What is the modern in Southeast Asia's architecture and how do we approach its study critically? This pathbreaking multidisciplinary volume is the first critical survey of Southeast Asia's modern architecture. It looks at the challenges of studying this complex history through the conceptual frameworks of translation, epistemology, and power. Challenging Eurocentric ideas and architectural nomenclature, the authors examine the development of modern architecture in Indonesia, Malaysia, Myanmar, the Philippines, Singapore, Thailand, and Vietnam, with a focus on selective translation and strategic appropriation of imported ideas and practices by local architects and builders. The book transforms our understandings of the region's modern architecture by moving beyond a consideration of architecture as an aesthetic artifact and instead examining its entanglement with different dynamics of power.

A Critical History of Contemporary Architecture

A Critical History of Contemporary Architecture
Author :
Publisher : Ashgate Publishing, Ltd.
Total Pages : 539
Release :
ISBN-10 : 9781409439813
ISBN-13 : 140943981X
Rating : 4/5 (13 Downloads)

Synopsis A Critical History of Contemporary Architecture by : Dr Elie G Haddad

This book provides a comprehensive, critical overview of the developments in architecture from 1960 to 2010. The first section provides a presentation of major movements in architecture after 1960, and the second, a geographic survey that covers a wide range of territories around the world. This book not only reflects the different perspectives of its various authors, but also charts a middle course between the 'aesthetic' histories that examine architecture solely in terms of its formal aspects, and the more 'ideological' histories that subject it to a critique that often skirts the discussion of its formal aspects.
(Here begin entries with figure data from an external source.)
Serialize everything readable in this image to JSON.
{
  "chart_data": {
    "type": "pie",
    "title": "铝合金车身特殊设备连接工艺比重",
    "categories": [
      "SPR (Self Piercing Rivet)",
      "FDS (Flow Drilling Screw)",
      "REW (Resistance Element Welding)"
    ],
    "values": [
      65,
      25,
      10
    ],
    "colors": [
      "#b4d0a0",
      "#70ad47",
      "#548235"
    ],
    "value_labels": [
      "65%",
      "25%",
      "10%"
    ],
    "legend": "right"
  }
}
The Routledge Handbook on the Reception of Classical Architecture

The Routledge Handbook on the Reception of Classical Architecture
Author :
Publisher : Routledge
Total Pages : 583
Release :
ISBN-10 : 9781351693851
ISBN-13 : 1351693859
Rating : 4/5 (51 Downloads)

Synopsis The Routledge Handbook on the Reception of Classical Architecture by : Nicholas Temple

This is the first comprehensive study of the reception of classical architecture in different regions of the world. Exploring the impact of colonialism, trade, slavery, religious missions, political ideology and intellectual/artistic exchange, the authors demonstrate how classical principles and ideas were disseminated and received across the globe. By addressing a number of contentious or unresolved issues highlighted in some historical surveys of architecture, the chapters presented in this volume question long-held assumptions about the notion of a universally accepted ‘classical tradition’ and its broadly Euro-centric perspective. Featuring thirty-two chapters written by international scholars from China, Europe, Turkey, North America, Mexico, Australia and New Zealand, the book is divided into four sections: 1) Transmission and re-conceptualisation of classical architecture; 2) Classical influence through colonialism, political ideology and religious conversion; 3) Historiographical surveys of geographical regions; and 4) Visual and textual discourses. This fourfold arrangement of chapters provides a coherent structure to accommodate different perspectives of classical reception across the world, and their geographical, ethnographic, ideological, symbolic, social and cultural contexts. Essays cover a wide geography and include studies in Italy, France, England, Scotland, the Nordic countries, Greece, Austria, Portugal, Romania, Germany, Poland, India, Singapore, China, the USA, Mexico, Brazil, New Zealand and Australia. Other essays in the volume focus on thematic issues or topics pertaining to classical architecture, such as ornament, spolia, humanism, nature, moderation, decorum, heresy and taste. An essential reference guide, The Routledge Handbook on the Reception of Classical Architecture makes a major contribution to the study of architectural history in a new global context.